Enseigner la Résistance s’inspire de cette démarche exigeante qui ne se satisfait pas d’un récit mythifié, idéalisé, institutionnel. Depuis 1961, le Concours National de la Résistance et de la Déportation permet à la jeunesse de faire œuvre de mémoire tout en s’initiant aux exigences de la recherche historique. Par expérience, nous pouvons affirmer que les travaux les plus réussis ne sont pas forcément ceux qui font œuvre d’érudition ; ce sont plutôt ceux qui prouvent la faculté toujours renouvelée des élèves à nous surprendre, en s’appropriant notre enseignement pour le revivifier dans une créativité originale et actuelle.
Eux aussi méritent hommage aujourd’hui, car ils nous confortent tous ici dans la légitimité et la valeur de nos missions respectives ; aussi parce qu’ils démontrent la capacité de la jeunesse à s’emparer des interrogations posées par l’histoire, pour les inscrire au coeur des enjeux citoyens du monde d’aujourd’hui.
Nous voulons croire à ce beau passage de témoin …

L’an dernier, Fernand Devaux, ancien interné du camp de Rouillé et l’un des derniers survivants du convoi du 6 juillet 1942 pour Auschwitz, nous rappelait à notre devoir de vigilance. L’intolérance, le racisme, l’antisémitisme, la xénophobie, l’homophobie n’ont pas sombré avec la libération des camps nazis. De nouveaux fanatismes masqués sous les oripeaux d’une religion dévoyée empruntent les autoroutes de la communication mondialisée pour porter la mort, l’angoisse et la division au cœur même de nos sociétés.

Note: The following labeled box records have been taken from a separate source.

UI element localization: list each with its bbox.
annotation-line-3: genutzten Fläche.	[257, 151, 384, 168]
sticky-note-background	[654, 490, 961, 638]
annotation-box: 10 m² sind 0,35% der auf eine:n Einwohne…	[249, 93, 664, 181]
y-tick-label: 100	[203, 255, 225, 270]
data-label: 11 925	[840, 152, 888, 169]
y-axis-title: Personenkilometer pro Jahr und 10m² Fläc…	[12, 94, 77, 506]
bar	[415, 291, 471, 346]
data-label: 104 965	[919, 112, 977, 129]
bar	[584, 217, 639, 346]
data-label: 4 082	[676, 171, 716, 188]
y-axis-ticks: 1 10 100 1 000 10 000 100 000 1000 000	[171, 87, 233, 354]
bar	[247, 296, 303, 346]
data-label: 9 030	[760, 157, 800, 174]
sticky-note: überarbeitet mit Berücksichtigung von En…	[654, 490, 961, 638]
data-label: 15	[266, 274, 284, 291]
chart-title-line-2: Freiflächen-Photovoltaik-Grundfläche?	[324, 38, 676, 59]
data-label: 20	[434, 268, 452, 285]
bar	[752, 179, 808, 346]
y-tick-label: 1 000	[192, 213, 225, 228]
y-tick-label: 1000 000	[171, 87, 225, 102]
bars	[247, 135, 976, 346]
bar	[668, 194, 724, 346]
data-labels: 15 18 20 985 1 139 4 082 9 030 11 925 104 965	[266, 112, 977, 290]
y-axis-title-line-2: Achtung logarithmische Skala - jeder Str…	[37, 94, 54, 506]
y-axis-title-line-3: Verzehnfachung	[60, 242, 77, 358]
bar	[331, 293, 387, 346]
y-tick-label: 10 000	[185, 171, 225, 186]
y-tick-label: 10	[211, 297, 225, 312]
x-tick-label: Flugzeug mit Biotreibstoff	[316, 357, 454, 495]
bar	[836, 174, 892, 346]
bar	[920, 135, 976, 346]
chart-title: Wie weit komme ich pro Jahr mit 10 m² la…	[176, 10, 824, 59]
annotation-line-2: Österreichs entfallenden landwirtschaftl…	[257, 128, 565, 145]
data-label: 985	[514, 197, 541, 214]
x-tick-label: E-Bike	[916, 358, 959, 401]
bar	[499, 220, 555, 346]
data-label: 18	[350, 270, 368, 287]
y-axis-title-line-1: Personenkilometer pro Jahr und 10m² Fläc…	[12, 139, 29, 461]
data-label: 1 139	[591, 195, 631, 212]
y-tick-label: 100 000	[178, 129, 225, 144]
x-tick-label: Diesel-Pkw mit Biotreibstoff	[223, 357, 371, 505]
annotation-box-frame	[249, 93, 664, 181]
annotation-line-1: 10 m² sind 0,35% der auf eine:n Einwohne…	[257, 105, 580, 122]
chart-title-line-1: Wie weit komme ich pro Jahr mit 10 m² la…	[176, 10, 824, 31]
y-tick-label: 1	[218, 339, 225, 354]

Répondre à ces nouveaux obscurantismes exige de nos démocraties qu’elles ne se nient pas, en se refermant dans la peur et le soupçon mais qu’elles réaffirment leurs valeurs de liberté, d’égalité, de laïcité et de solidarité. C’est sans doute pour cela que Fernand nous appelait à préserver l’un des plus beaux legs de la Résistance aux générations de l’après- guerre : le Programme du Conseil National de la Résistance. De ce texte rédigé par une poignée d’hommes traqués au cœur d’un Paris encore occupé, découle ce socle qui régénéra les valeurs des Lumières et des Révolutions françaises : la Sécurité sociale, le système de retraites par répartition, les services publics gratuits et accessibles à tous ; autant d’héritages et de références aujourd’hui menacés par les impératifs d’une économie libérale, avide et engoncée dans un présent sans avenir.
Je cite encore Fernand Devaux : « Au nom de qui, de quoi, devrions-nous aujourd’hui accepter une dictature économique qui asservit et appauvrit les peuples ? ».
Cette indignation intacte témoigne de la modernité du combat résistant face aux résignations et aux renoncements du présent.

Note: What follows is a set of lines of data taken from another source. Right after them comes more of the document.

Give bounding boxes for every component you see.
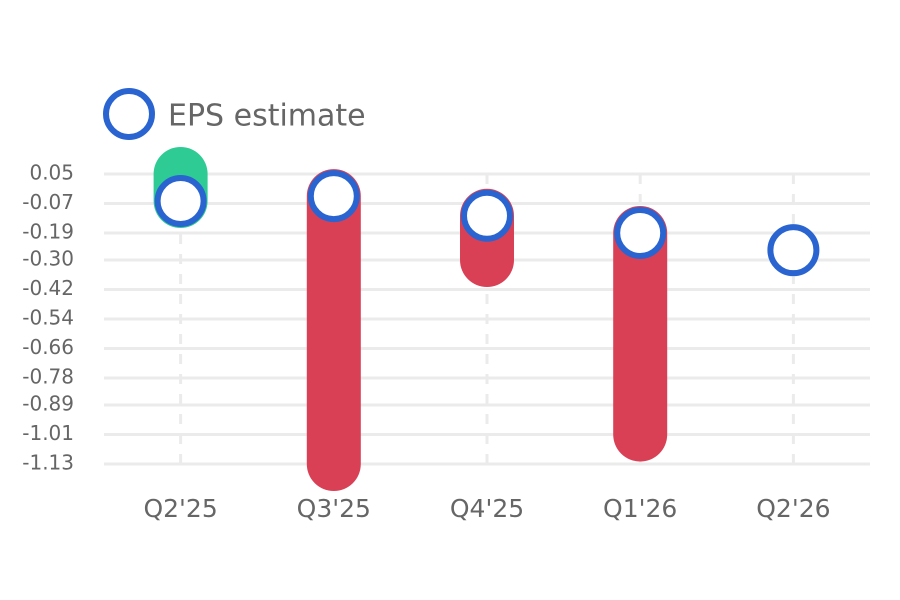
x-tick-label: Q4'25 [450, 494, 524, 523]
y-tick-label: -1.13 [22, 451, 74, 475]
estimate-marker [461, 189, 513, 242]
y-tick-label: -0.07 [22, 190, 74, 214]
x-tick-label: Q3'25 [297, 494, 371, 523]
estimate-marker [767, 224, 820, 277]
legend-marker [103, 88, 155, 140]
legend: EPS estimate [103, 88, 366, 140]
x-tick-label: Q2'26 [756, 494, 830, 523]
y-tick-label: 0.05 [29, 161, 74, 185]
estimate-marker [154, 175, 207, 228]
y-tick-label: -0.42 [22, 276, 74, 300]
y-tick-label: -0.19 [22, 219, 74, 243]
y-tick-label: -0.89 [22, 392, 74, 416]
legend-label: EPS estimate [168, 99, 366, 134]
estimate-marker [307, 170, 360, 223]
y-tick-label: -0.54 [22, 306, 74, 330]
estimate-marker [614, 206, 667, 259]
x-tick-label: Q1'26 [603, 494, 677, 523]
y-tick-label: -0.66 [22, 335, 74, 359]
y-tick-label: -1.01 [22, 421, 74, 445]
y-tick-label: -0.30 [22, 247, 74, 271]
y-tick-label: -0.78 [22, 364, 74, 388]
x-tick-label: Q2'25 [143, 494, 217, 523]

En menant au Panthéon les belles figures de Geneviève Anthonioz-De Gaulle, de Pierre Brossolette, de Germaine Tillion, de Jean Zay, le Président de la République a évoqué « ce que la France a de meilleur ». Derrière les barbelés de Rouillé, devant les pelotons d’exécutions de Biard et de Vaugeton, il y eut aussi le meilleur de l’Europe : républicains espagnols, antifascistes italiens ou demandeurs d’asile tchécoslovaques, unis au-delà des nations, des croyances et des idéologies dans le refus du nazisme et de la collaboration. Aux côtés des étudiants allemands de la Rose Blanche décapités dans les prisons nazies, leur exemple reste la plus vivante réponse aux idéologies du repli d’aujourd’hui.

Enfin, pour conclure, il faudra toujours affirmer que le combat de la Résistance fut peut-être plus simplement un combat pour la reconquête d’une dignité bafouée, pour quelques bribes d’humanité arrachées à la barbarie du temps. C’est cette nécessité vitale, universelle et intemporelle que Jean Paulhan voulut ainsi exprimer dans la nuit de février 1944 :

« Et je sais qu’il y en a qui disent : ils sont morts pour peu de chose. Un simple renseignement (pas toujours très précis) ne valait pas ça, ni un tract, ni même un journal clandestin (parfois assez mal composé). À ceux-là il faut répondre : « C’est qu’ils étaient du côté de la vie. C’est qu’ils aimaient des choses aussi insignifiantes qu’une chanson, un claquement des doigts, un sourire. Tu peux serrer dans ta main une abeille jusqu’à ce qu’elle étouffe. Elle n’étouffera pas sans t’avoir piqué. C’est peu de chose, dis-tu. Oui, c’est peu de chose. Mais si elle ne te piquait pas, il y a longtemps qu’il n’y aurait plus d’abeilles ».